In 1871, he returned to Methodism as pastor of the First Street Methodist Episcopal Church, South, in Macon, Georgia. He continued to hold pastorates in Georgia and Florida until 1875. By 1875, he was associated with Dade County, Florida.

==Political career==
In 1875, Governor Stearns appointed Hicks to the post of Superintendent of Public Instruction in order to fill a vacancy left by the death of J. C. Gibbs; between Gibbs' death in August 1874 and Hicks' appointment in March 1875, Florida Secretary of State Samuel B. McLin served as acting Superintendent.

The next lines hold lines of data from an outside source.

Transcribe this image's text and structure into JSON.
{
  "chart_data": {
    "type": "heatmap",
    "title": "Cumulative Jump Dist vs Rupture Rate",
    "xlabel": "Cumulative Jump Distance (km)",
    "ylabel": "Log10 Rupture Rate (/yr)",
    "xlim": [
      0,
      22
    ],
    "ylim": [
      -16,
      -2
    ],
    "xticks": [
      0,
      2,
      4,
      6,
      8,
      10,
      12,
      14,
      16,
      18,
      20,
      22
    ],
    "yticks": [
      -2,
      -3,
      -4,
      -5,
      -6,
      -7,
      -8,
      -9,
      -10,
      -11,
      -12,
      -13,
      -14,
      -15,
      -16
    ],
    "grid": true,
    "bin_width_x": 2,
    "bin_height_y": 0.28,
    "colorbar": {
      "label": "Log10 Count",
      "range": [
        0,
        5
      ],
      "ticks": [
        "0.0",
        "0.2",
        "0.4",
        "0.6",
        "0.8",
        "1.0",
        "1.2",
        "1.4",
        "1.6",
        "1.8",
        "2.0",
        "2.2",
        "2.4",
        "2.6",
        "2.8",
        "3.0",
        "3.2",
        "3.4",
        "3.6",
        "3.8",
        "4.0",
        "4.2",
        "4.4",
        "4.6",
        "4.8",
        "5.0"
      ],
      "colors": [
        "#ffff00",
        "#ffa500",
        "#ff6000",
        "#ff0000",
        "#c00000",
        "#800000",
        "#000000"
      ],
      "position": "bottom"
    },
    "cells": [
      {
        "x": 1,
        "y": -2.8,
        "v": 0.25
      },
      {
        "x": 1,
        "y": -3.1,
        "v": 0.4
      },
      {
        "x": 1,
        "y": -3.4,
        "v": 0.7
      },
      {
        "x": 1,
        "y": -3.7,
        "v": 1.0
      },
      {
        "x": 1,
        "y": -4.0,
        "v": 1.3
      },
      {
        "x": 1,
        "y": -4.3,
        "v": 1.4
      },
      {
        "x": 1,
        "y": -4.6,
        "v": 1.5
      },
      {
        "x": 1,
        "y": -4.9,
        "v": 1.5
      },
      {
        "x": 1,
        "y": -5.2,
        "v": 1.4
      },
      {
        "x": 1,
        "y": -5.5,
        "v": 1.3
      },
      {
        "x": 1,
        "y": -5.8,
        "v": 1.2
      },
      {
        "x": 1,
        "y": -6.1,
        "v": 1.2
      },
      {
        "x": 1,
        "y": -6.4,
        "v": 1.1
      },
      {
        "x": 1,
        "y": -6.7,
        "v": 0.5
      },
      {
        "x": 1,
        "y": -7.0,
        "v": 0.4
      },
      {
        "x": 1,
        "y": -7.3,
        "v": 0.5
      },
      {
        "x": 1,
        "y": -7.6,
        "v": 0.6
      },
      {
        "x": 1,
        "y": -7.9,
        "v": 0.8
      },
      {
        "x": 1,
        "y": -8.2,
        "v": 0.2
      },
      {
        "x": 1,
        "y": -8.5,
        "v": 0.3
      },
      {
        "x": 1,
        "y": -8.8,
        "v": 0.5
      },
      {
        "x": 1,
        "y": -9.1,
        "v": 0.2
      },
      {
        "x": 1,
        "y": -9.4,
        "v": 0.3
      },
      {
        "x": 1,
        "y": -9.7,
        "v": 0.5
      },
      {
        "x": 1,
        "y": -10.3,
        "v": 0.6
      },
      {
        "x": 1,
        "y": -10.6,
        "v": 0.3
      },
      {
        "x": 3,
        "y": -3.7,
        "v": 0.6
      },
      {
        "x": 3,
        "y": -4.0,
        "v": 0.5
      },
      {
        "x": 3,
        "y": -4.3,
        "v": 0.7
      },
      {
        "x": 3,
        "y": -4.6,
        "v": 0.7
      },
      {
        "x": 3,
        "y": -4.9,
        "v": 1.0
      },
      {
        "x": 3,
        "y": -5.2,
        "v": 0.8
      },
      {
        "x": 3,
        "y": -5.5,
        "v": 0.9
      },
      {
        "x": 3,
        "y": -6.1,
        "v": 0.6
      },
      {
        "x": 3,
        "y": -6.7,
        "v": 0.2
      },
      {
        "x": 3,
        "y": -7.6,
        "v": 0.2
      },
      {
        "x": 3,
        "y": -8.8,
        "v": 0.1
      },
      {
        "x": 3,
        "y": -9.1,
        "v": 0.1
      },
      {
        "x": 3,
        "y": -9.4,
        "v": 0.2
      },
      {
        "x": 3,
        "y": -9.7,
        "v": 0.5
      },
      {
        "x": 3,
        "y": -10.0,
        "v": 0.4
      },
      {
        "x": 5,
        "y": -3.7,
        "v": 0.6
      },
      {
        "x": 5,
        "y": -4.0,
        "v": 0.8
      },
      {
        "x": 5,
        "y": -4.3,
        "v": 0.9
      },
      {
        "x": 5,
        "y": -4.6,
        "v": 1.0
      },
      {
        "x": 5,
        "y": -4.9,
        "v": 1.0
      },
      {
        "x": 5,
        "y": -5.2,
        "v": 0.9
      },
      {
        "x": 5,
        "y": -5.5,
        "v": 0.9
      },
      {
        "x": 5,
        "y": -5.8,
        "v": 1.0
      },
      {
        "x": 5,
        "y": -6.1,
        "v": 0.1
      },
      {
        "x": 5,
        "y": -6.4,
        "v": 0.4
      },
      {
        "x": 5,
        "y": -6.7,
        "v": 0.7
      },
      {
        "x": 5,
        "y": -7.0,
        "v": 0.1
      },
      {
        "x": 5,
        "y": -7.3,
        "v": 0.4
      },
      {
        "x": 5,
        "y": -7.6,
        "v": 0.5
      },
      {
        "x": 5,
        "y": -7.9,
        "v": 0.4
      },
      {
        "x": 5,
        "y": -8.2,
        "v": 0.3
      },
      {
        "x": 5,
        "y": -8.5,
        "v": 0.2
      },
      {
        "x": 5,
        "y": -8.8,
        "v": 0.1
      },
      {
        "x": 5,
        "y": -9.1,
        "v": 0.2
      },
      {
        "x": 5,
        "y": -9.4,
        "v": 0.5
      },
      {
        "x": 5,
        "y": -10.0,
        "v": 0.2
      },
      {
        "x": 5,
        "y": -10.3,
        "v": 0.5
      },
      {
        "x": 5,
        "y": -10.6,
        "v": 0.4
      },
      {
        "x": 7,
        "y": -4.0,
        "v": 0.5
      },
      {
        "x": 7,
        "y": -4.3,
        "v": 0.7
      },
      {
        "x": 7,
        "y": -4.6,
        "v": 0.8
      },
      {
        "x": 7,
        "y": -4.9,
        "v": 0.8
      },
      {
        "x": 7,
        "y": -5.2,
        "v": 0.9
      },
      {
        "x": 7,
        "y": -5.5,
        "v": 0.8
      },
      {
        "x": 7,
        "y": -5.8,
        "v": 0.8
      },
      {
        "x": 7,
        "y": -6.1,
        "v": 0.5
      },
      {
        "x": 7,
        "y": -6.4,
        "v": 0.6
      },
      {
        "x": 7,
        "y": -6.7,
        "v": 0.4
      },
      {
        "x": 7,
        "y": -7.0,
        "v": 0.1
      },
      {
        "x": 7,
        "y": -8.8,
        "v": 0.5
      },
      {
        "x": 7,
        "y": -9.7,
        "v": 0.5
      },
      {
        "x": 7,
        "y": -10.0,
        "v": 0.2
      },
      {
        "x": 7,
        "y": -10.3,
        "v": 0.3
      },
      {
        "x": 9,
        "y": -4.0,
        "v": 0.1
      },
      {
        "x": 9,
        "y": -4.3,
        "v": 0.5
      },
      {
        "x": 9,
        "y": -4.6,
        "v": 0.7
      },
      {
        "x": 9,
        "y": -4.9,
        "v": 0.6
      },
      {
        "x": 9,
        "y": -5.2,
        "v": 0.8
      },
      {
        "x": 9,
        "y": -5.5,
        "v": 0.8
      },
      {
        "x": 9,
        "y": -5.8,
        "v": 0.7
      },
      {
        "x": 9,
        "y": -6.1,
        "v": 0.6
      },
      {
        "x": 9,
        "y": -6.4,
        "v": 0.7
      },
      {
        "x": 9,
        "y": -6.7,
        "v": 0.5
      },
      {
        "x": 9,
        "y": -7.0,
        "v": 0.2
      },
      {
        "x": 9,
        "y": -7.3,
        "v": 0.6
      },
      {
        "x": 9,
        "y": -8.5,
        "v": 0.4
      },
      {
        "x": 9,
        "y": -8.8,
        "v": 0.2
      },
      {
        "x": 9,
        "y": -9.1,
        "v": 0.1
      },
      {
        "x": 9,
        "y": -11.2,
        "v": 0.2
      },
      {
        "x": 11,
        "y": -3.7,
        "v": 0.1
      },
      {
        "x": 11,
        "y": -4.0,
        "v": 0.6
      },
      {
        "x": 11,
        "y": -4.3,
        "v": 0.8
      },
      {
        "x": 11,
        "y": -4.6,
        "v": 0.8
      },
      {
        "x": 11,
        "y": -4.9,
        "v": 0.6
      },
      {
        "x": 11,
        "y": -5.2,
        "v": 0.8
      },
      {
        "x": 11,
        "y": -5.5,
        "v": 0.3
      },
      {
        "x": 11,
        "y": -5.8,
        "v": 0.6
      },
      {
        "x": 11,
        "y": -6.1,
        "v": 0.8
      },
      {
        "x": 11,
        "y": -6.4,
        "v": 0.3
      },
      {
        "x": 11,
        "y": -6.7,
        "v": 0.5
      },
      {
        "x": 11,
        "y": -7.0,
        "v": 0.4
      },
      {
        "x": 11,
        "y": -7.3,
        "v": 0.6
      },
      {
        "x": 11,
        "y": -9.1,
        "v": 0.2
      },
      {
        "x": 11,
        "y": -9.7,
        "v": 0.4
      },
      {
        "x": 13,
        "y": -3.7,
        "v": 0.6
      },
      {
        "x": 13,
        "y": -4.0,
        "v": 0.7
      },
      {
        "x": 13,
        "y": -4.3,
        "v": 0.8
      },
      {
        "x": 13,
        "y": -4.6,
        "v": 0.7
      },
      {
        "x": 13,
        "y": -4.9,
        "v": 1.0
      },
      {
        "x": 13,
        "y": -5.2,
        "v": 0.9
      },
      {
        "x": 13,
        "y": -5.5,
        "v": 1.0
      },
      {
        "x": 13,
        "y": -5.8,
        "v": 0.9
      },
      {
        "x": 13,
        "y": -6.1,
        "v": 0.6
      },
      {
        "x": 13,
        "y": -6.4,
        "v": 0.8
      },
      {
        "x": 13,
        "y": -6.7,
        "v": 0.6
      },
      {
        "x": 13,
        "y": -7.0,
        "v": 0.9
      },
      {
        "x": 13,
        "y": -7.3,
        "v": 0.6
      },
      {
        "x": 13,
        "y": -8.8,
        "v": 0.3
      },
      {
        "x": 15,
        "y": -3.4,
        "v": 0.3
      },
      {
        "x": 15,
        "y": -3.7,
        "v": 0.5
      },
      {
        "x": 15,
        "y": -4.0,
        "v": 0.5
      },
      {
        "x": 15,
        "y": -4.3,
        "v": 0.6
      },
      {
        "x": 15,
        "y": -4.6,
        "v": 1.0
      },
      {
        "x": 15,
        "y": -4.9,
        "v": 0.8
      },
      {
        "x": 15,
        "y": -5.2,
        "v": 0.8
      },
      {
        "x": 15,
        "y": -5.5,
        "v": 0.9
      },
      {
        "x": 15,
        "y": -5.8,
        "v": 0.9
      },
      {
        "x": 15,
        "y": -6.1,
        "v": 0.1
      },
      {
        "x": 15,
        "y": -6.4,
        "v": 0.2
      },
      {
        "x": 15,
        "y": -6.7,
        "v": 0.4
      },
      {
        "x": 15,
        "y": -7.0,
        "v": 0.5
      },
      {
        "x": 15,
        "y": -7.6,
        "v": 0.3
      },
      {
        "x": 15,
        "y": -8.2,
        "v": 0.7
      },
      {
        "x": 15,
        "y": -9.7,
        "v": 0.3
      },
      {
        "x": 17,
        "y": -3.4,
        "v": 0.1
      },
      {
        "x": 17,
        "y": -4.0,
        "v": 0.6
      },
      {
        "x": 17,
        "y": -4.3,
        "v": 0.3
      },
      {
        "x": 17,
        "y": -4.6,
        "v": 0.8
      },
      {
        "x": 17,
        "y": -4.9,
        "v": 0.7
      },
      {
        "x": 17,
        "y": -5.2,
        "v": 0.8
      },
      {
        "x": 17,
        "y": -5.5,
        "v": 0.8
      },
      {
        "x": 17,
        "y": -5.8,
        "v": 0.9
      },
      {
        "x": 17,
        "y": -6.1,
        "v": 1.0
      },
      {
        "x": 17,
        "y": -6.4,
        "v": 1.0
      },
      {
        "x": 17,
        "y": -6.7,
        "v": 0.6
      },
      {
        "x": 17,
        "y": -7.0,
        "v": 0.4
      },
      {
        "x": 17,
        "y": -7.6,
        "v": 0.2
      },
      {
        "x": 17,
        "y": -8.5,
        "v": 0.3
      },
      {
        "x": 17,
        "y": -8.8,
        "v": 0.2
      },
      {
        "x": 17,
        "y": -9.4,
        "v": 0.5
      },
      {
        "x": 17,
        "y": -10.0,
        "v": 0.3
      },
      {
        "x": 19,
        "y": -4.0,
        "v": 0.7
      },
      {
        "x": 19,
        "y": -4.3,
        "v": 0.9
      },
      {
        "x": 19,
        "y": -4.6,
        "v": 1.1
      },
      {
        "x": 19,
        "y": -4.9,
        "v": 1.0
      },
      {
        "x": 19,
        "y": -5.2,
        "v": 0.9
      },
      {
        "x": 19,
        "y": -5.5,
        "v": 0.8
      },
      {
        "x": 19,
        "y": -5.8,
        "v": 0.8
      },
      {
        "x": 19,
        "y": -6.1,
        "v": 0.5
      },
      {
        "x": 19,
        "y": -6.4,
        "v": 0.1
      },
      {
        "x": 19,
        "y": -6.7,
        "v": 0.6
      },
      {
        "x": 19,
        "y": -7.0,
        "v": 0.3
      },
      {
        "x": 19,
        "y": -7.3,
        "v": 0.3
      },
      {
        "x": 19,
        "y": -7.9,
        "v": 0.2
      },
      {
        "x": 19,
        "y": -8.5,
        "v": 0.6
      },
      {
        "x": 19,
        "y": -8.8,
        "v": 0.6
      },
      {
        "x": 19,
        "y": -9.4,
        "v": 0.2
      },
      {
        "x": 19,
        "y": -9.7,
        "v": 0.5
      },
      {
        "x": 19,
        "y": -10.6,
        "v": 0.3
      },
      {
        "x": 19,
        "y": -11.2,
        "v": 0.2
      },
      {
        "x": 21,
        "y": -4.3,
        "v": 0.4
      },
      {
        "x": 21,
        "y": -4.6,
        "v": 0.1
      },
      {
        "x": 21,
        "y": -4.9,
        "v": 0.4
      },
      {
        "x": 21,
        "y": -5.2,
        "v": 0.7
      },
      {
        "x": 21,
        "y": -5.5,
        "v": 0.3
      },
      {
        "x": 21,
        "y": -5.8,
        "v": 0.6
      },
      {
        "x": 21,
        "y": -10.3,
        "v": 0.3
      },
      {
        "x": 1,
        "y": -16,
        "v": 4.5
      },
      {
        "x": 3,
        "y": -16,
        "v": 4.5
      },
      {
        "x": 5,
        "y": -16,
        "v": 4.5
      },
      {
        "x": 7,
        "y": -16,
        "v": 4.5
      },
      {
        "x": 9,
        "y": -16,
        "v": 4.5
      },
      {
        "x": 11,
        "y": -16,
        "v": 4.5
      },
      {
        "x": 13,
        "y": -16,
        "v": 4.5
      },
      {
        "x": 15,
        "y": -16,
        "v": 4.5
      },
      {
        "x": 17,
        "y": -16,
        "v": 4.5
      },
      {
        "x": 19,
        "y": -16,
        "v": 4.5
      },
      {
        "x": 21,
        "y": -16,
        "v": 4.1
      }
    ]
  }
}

Overlapping his term as Superintendent of Public Instruction, in 1875–1876, Hicks served as the final editor of the Republican Fernandina Observer. He was also active in campaigning for the Republican candidate in the election of 1876. He traveled the state with William U. Saunders, a colored man from Baltimore, urging their mostly black audiences to "vote early and often."

The election of 1876 saw Rutherford B. Hayes elected to the Presidency, and Hicks replaced as Superintendent by William Penn Haisley.

Soon after the 1881 inauguration of James A. Garfield, Hicks moved to Washington, D. C., seeking preferment for some political office, but he was unsuccessful. He became the pastor of a breakaway Methodist congregation "over by the Smithsonian grounds" known as the Washington Tabernacle, to which he preached in a sensational style. Hicks attended Garfield's assassin Charles Guiteau in prison from June 10, 1882, and officiated at his hanging on June 30. His unconventional sermons and his apparent sympathy for the assassin — on top of his previous peregrinations and carpetbagging — led the Atlanta Constitution to brand him "a bird of passage in theology as well as in habitation."

==Later career==
By 1884, Hicks called Orange County, Florida, home. Hicks contributed somewhat to the Florida citrus industry via his introduction of certain orange varieties.

In 1892, he wrote (under the pseudonym "Golden Light") a Spiritualist roman à clef titled Angels' Visits to My Farm in Florida. This was reprinted in 1913 under the auspices of the Sanctuary Publishing Company. The same company had already printed Hicks' The Sanctuary (1910), a synthesis of the teachings of Nagasena with Christianity; The Jungle-Wallah (1911); and The Banner With the New Device (1913), which engaged with feminist and suffragist topics as well as the theological. His A Valentine for the Lonely (1912) was printed by the Occult and Modern Thought Book Centre in Boston.